Она опять задумалась и стала ожесточенно грызть платок, изорвав его зубами в клочья. Но вдруг, очнувшись, резко повернула голову к сидевшей у окна компаньонке.
– Велите подать обед в мою комнату. И скажите Амброзию, пусть немедленно отправит нарочного к Ицеку Зельмановичу… чтобы Ицек через час был здесь! Накормите брата! У нас, – обратилась она к Павлу, – не обессудьте, сегодня затируха! А ко мне не входите, пока не позвоню.
С этими словами она вскочила и, даже не кивнув Павлу, мелкими шажками пересекла гостиную и скрылась в соседней комнате. Ее лиловый кринолин шуршал, сверкал и колыхался на ходу, бусы звякали на худой шее, а оранжевое перышко лихорадочно тряслось на макушке.
Леокадия тотчас встала и, выпрямившись, пошла к двери – высокая, худая, с каменным лицом.
– Леося! – тихо окликнул ее Павел, вставая с кресла.
Но она, ничего не ответив и даже не обернувшись, вышла из комнаты.
Павел остановился у окна и вперил взгляд в пестрый узор на пяльцах.
– Боже мой! – прошептал он. – Бедная Леокадия!
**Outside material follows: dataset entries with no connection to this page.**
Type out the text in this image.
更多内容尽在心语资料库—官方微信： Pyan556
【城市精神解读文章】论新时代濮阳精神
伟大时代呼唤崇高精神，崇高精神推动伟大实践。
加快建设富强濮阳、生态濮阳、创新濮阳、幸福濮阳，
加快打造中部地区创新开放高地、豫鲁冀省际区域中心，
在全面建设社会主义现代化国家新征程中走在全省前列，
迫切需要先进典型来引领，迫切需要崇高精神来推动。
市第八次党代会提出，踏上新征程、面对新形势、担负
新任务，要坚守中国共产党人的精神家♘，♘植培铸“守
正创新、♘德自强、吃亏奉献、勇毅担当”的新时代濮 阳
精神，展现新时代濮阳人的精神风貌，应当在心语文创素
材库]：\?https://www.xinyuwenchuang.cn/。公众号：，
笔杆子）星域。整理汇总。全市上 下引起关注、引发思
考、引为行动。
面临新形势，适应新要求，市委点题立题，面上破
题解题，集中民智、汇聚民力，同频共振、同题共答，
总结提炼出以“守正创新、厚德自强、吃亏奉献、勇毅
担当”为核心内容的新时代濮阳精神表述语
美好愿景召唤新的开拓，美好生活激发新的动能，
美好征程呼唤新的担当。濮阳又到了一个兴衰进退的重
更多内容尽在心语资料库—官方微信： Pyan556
Сколько уж лет она вышивает под этим окном и слушает отвратительный писк старой карги! Бедная сестра!
Вернувшись в гостиную, Леокадия хотела снова сесть за работу, но Павел преградил ей дорогу и взял за руку, – узкая, смуглая, с длинными пальцами, она неподвижно, как неживая, лежала на его ладони.
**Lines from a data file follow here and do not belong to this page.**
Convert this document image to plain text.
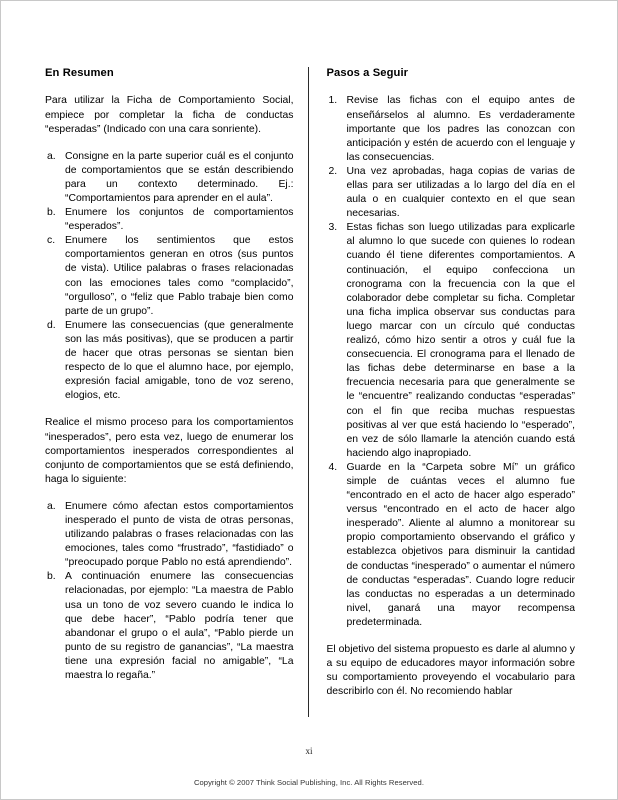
En Resumen

Para utilizar la Ficha de Comportamiento Social, empiece por completar la ficha de conductas “esperadas” (Indicado con una cara sonriente).

a. Consigne en la parte superior cuál es el conjunto de comportamientos que se están describiendo para un contexto determinado. Ej.: “Comportamientos para aprender en el aula”.
b. Enumere los conjuntos de comportamientos “esperados”.
c. Enumere los sentimientos que estos comportamientos generan en otros (sus puntos de vista). Utilice palabras o frases relacionadas con las emociones tales como “complacido”, “orgulloso”, o “feliz que Pablo trabaje bien como parte de un grupo”.
d. Enumere las consecuencias (que generalmente son las más positivas), que se producen a partir de hacer que otras personas se sientan bien respecto de lo que el alumno hace, por ejemplo, expresión facial amigable, tono de voz sereno, elogios, etc.

Realice el mismo proceso para los comportamientos “inesperados”, pero esta vez, luego de enumerar los comportamientos inesperados correspondientes al conjunto de comportamientos que se está definiendo, haga lo siguiente:

a. Enumere cómo afectan estos comportamientos inesperado el punto de vista de otras personas, utilizando palabras o frases relacionadas con las emociones, tales como “frustrado”, “fastidiado” o “preocupado porque Pablo no está aprendiendo”.
b. A continuación enumere las consecuencias relacionadas, por ejemplo: “La maestra de Pablo usa un tono de voz severo cuando le indica lo que debe hacer”, “Pablo podría tener que abandonar el grupo o el aula”, “Pablo pierde un punto de su registro de ganancias”, “La maestra tiene una expresión facial no amigable”, “La maestra lo regaña.”
Pasos a Seguir
1. Revise las fichas con el equipo antes de enseñárselos al alumno. Es verdaderamente importante que los padres las conozcan con anticipación y estén de acuerdo con el lenguaje y las consecuencias.
2. Una vez aprobadas, haga copias de varias de ellas para ser utilizadas a lo largo del día en el aula o en cualquier contexto en el que sean necesarias.
3. Estas fichas son luego utilizadas para explicarle al alumno lo que sucede con quienes lo rodean cuando él tiene diferentes comportamientos. A continuación, el equipo confecciona un cronograma con la frecuencia con la que el colaborador debe completar su ficha. Completar una ficha implica observar sus conductas para luego marcar con un círculo qué conductas realizó, cómo hizo sentir a otros y cuál fue la consecuencia. El cronograma para el llenado de las fichas debe determinarse en base a la frecuencia necesaria para que generalmente se le “encuentre” realizando conductas “esperadas” con el fin que reciba muchas respuestas positivas al ver que está haciendo lo “esperado”, en vez de sólo llamarle la atención cuando está haciendo algo inapropiado.
4. Guarde en la “Carpeta sobre Mí” un gráfico simple de cuántas veces el alumno fue “encontrado en el acto de hacer algo esperado” versus “encontrado en el acto de hacer algo inesperado”. Aliente al alumno a monitorear su propio comportamiento observando el gráfico y establezca objetivos para disminuir la cantidad de conductas “inesperado” o aumentar el número de conductas “esperadas”. Cuando logre reducir las conductas no esperadas a un determinado nivel, ganará una mayor recompensa predeterminada.

El objetivo del sistema propuesto es darle al alumno y a su equipo de educadores mayor información sobre su comportamiento proveyendo el vocabulario para describirlo con él. No recomiendo hablar

xi
Copyright © 2007 Think Social Publishing, Inc. All Rights Reserved.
– Ты совсем не рада моему приезду, – с горечью сказал Павел, – а ведь мы не виделись с тобой два года.
– Ну и что ж? – мягко, но безучастно возразила Леокадия. – Мы и раньше не виделись по нескольку лет. Я к этому привыкла.
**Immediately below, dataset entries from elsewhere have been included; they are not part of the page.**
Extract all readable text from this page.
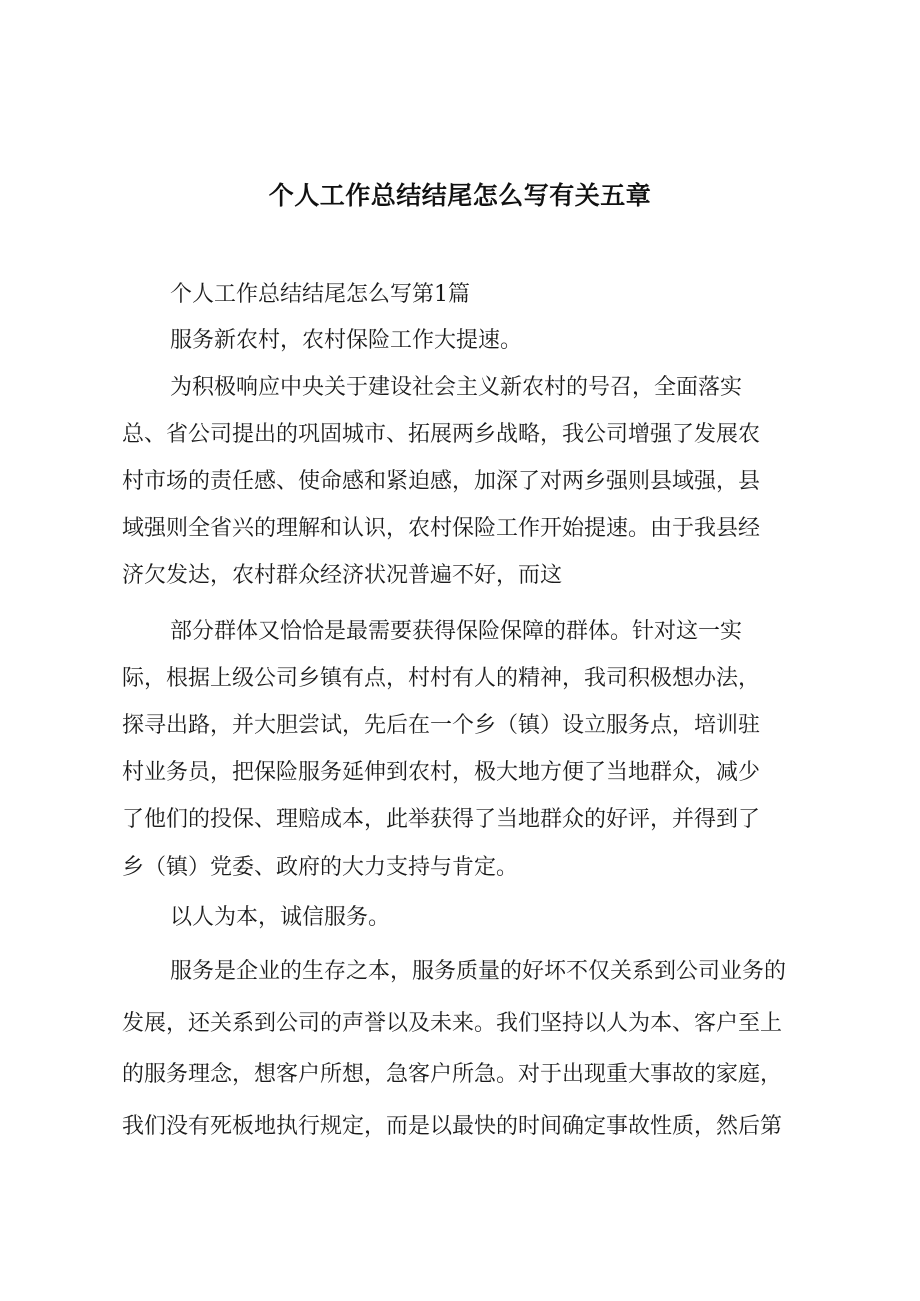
个人工作总结结尾怎么写有关五章
个人工作总结结尾怎么写第1篇
服务新农村，农村保险工作大提速。
为积极响应中央关于建设社会主义新农村的号召，全面落实
总、省公司提出的巩固城市、拓展两乡战略，我公司增强了发展农
村市场的责任感、使命感和紧迫感，加深了对两乡强则县域强，县
域强则全省兴的理解和认识，农村保险工作开始提速。由于我县经
济欠发达，农村群众经济状况普遍不好，而这
部分群体又恰恰是最需要获得保险保障的群体。针对这一实
际，根据上级公司乡镇有点，村村有人的精神，我司积极想办法，
探寻出路，并大胆尝试，先后在一个乡（镇）设立服务点，培训驻
村业务员，把保险服务延伸到农村，极大地方便了当地群众，减少
了他们的投保、理赔成本，此举获得了当地群众的好评，并得到了
乡（镇）党委、政府的大力支持与肯定。
以人为本，诚信服务。
服务是企业的生存之本，服务质量的好坏不仅关系到公司业务的
发展，还关系到公司的声誉以及未来。我们坚持以人为本、客户至上
的服务理念，想客户所想，急客户所急。对于出现重大事故的家庭，
我们没有死板地执行规定，而是以最快的时间确定事故性质，然后第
– Ты, наверно, разлюбила меня!
Леокадия подняла на брата большие черные глаза и посмотрела на него с безразличным, отсутствующим видом.
– А ты? – спросила она равнодушно, и на ее бледных, красиво очерченных губах мелькнуло слабое подобие улыбки – мелькнуло и скрылось, и лицо опять приняло прежнее неподвижное, безучастное выражение…
– Я? – встрепенулся Павел. – Я по-прежнему люблю тебя, Леося. Я не забыл еще наше детство, которое мы провели в родительском доме.
– Да? – безразлично бросила Леокадия и, усевшись за пяльцы, стала разматывать клубок пестрой Шерсти.
– Ты не веришь мне, Леося?
– Я вообще ничему не верю.
– Да, видно, ты недаром столько лет прожила у генеральши, для которой нет ничего святого. Но в моей привязанности ты все равно не должна сомневаться!
Леокадия снова подняла свой безучастный, ничего не выражающий взгляд на брата.
– А почему?
– Как почему? – возмутился Павел. – Должна же ты знать, что я не бесчувственная деревяшка!